Posted Mar 1, 2025 17:37 UTC (Sat) by Wol (subscriber, #4433) [Link] (5 responses)

> Is it actually modified? My impression is that it's just configured differently.

It's probably got different bundled dependencies. Editing the configurations IS a modification. Etc etc. The binary has been built from the rpm so is almost certainly "modified" as far as the GPL is concerned ...

The thing is, shipping the rpm is fine - the mere fact that it is an rpm (and the R in rpm originally stood for Red Hat, no?) tells the user that this is not the original version from the original project.

But flatpacks are meant to be distro-agnostic. The Fedora flatpack is modified and different from the project's flatpack. AND THERE IS NO VISIBLE DIFFERENCE TO THE USER. The user expects the flatpack to come from the project. It doesn't, and there is no way for a naive user to realise that. So if it isn't a GPL violation, Fedora are skating very close to the edge of the ice ... it's certainly not within the spirit of the GPL for users to be misled ...

Cheers,
Wol

This is not a good trend

Posted Mar 1, 2025 21:11 UTC (Sat) by pizza (subscriber, #46) [Link] (3 responses)

> It's probably got different bundled dependencies. Editing the configurations IS a modification. Etc etc. The binary has been built from the rpm so is almost certainly "modified" as far as the GPL is concerned ...

Uh, not necessarily. Run the configure (or cmake, or whatever) command line with different options, you're not modifying the source at all. Different dependencies present (or not) can also affect the build, again without modifying any source code.

This is not a good trend

Posted Mar 3, 2025 6:15 UTC (Mon) by NYKevin (subscriber, #129325) [Link] (2 responses)

From the GPL, version 3:

> To “modify” a work means to copy from or adapt all or part of the work in a fashion requiring copyright permission, other than the making of an exact copy. The resulting work is called a “modified version” of the earlier work or a work “based on” the earlier work.

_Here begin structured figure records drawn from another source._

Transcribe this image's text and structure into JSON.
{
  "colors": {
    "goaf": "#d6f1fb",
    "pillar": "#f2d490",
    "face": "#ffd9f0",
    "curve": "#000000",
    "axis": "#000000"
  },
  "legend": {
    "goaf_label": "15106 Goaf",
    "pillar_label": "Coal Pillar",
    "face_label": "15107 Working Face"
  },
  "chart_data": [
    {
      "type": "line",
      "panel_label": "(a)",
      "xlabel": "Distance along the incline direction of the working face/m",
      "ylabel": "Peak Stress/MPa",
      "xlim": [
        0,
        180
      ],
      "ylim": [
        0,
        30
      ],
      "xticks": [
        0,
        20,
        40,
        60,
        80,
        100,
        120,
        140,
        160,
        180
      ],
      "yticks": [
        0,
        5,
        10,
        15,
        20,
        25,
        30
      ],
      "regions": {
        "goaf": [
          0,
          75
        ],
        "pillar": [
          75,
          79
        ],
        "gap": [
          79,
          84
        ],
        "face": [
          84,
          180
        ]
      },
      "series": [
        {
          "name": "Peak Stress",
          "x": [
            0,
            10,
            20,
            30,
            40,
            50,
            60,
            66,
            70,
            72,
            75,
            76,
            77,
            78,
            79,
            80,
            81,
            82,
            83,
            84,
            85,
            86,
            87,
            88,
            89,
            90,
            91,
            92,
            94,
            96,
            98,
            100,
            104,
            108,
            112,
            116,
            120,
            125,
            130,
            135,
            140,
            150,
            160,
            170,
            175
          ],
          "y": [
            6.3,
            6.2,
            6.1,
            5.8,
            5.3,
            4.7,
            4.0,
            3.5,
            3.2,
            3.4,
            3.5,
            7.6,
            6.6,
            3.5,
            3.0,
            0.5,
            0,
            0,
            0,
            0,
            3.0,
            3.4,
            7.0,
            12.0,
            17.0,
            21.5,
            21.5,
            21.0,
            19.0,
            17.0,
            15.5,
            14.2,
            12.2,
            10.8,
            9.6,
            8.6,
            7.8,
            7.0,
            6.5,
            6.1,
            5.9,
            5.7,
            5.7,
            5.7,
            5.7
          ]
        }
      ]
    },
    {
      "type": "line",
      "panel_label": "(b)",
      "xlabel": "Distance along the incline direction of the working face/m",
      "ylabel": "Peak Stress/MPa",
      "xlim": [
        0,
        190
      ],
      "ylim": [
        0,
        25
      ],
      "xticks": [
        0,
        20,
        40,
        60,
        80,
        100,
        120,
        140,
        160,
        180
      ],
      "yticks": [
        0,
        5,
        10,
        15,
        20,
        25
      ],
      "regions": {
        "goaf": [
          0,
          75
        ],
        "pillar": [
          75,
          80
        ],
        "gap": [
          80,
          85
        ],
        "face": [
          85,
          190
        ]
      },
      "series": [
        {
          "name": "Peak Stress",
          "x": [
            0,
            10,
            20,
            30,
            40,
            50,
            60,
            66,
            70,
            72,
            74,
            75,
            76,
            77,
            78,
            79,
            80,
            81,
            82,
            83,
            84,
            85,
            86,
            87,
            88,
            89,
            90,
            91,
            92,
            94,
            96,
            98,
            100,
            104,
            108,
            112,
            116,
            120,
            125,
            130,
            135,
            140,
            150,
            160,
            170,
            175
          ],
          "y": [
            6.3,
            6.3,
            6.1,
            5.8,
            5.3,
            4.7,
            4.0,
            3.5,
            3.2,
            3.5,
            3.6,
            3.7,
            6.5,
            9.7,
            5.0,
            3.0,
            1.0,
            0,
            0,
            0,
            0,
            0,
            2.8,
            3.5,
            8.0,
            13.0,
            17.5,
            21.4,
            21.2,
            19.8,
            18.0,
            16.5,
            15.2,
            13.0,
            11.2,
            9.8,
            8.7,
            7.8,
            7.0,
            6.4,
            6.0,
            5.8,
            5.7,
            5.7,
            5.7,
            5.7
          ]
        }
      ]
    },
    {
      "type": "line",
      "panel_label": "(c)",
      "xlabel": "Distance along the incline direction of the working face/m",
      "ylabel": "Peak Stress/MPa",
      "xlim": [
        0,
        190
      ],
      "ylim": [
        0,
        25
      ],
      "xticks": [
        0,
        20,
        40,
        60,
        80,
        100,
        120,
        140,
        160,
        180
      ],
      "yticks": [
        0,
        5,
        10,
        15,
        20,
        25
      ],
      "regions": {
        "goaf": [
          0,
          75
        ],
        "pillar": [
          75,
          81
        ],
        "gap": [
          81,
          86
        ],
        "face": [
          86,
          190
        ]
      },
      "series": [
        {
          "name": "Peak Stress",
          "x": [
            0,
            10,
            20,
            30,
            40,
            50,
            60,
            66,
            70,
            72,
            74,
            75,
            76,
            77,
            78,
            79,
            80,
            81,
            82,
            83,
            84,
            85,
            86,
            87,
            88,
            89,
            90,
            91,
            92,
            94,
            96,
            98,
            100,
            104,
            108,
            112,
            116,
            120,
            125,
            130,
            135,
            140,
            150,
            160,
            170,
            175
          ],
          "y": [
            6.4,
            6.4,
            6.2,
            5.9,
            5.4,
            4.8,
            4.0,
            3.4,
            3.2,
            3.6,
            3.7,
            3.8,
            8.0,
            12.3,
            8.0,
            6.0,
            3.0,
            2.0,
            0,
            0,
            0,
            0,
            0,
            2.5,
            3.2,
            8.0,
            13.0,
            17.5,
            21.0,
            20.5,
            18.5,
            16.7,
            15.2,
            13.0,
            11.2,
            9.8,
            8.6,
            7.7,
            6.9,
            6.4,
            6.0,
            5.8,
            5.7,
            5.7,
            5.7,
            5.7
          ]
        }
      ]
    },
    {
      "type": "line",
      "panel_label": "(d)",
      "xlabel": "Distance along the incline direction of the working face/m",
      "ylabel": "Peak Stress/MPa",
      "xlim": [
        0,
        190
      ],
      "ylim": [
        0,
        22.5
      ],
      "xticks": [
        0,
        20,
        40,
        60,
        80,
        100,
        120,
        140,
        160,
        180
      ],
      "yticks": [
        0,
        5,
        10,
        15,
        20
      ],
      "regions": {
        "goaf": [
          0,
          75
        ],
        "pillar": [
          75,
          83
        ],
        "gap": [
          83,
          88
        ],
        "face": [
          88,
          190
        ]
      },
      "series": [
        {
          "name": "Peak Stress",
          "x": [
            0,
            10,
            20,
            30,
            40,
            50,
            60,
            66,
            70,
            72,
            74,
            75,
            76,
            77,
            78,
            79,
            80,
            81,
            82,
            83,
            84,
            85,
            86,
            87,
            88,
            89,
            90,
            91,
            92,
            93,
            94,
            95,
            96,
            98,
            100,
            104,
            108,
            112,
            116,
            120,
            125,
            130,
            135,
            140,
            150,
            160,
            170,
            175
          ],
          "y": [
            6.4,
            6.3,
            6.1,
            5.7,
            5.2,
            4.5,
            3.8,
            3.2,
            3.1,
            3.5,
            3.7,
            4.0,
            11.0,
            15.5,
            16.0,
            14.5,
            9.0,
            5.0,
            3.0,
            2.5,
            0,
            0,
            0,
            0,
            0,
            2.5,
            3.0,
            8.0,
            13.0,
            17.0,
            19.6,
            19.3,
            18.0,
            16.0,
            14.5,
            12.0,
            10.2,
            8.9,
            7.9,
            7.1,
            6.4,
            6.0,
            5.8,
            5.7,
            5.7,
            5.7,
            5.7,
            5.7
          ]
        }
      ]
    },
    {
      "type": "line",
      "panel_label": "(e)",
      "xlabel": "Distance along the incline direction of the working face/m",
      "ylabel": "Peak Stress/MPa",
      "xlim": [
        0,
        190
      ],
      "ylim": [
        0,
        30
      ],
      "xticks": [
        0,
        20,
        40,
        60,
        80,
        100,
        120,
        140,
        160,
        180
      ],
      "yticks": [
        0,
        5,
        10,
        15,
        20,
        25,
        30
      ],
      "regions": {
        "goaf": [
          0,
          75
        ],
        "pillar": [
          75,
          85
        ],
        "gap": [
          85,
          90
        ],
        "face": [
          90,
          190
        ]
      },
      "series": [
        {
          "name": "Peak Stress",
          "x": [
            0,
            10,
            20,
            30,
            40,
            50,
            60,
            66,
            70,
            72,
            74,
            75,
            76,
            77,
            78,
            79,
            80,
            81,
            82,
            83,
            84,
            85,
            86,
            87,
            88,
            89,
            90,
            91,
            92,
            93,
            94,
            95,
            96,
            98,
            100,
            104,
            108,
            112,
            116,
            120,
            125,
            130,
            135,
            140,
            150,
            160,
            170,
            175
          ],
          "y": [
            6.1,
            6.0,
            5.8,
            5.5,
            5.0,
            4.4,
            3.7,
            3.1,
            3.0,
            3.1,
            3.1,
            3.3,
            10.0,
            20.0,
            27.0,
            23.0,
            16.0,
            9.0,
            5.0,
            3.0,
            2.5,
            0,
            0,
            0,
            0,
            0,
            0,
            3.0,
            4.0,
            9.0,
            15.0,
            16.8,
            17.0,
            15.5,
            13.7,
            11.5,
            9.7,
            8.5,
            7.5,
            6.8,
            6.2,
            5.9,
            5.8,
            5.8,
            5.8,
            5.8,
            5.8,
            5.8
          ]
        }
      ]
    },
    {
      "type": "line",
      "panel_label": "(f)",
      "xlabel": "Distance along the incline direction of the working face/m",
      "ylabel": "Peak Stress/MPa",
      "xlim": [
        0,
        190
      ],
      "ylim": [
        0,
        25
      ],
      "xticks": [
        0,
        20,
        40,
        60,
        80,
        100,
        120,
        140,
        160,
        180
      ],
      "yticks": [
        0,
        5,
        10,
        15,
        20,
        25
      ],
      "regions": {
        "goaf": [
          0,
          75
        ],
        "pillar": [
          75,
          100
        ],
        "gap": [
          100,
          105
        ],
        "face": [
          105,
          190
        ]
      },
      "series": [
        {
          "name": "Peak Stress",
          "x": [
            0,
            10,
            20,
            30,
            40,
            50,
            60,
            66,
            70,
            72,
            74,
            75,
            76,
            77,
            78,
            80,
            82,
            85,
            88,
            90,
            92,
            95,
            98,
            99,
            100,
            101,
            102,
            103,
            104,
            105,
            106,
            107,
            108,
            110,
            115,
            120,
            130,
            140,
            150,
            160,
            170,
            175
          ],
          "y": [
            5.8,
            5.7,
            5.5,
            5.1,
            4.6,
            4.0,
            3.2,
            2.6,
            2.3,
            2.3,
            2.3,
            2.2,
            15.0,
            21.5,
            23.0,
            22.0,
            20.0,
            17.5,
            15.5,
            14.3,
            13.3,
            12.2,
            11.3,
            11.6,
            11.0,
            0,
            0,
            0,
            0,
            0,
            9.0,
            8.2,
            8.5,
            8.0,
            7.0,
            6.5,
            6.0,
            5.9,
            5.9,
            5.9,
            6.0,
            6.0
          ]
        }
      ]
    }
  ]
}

In other words: If you distribute any file that is not 100% identical to a file provided by upstream, then you have modified the work.

You can scream until you're blue in the face that this is inconvenient, unreasonable, not what people do in practice, overly strict, etc., but if you get sued, the courts will not be interested in anything outside of the four corners of the license as it is actually written. So you should comply with the license as it is written, or at least be prepared to comply when some upstream inevitably asks you to do so.

This is not a good trend

Posted Mar 3, 2025 13:55 UTC (Mon) by pizza (subscriber, #46) [Link] (1 responses)

> In other words: If you distribute any file that is not 100% identical to a file provided by upstream, then you have modified the work.

...but that only matters if you do so "in a fashion that requires copyright permission".

Meanwhile. These copyright holders don't get to scream "BUT MAH TRADEMARKS!!!" if you create derivatives of their F/OSS that contain their trademarks, but also scream "BUT MAH TRADEMARKS!!!" if you first *strip out* every one of their trademarks and call it something completely different.

This is not a good trend

Posted Mar 3, 2025 18:59 UTC (Mon) by NYKevin (subscriber, #129325) [Link]

> Meanwhile. These copyright holders don't get to scream "BUT MAH TRADEMARKS!!!" if you create derivatives of their F/OSS that contain their trademarks, but also scream "BUT MAH TRADEMARKS!!!" if you first *strip out* every one of their trademarks and call it something completely different.

I agree. But I have never heard of the latter happening. I think you just made it up.

This is not a good trend

Posted Mar 1, 2025 23:36 UTC (Sat) by jkingweb (subscriber, #113039) [Link]

As pizza mentions, no actual modification need happen to get different compilation or runtime outcomes.

Moreover, I believe the Fedora flatpak being different from the OBS flatpak is a red herring since the former is (if I understand correctly) not derived from the latter, but rather built from the OBS source, with a different flatpak runtime environment.

I don't disagree that it's a crummy situation and that Fedora should not distribute poor-quality packages which may be misconstrued as coming from upstream, but I don't see how it rises to a license violation, based on the facts presented.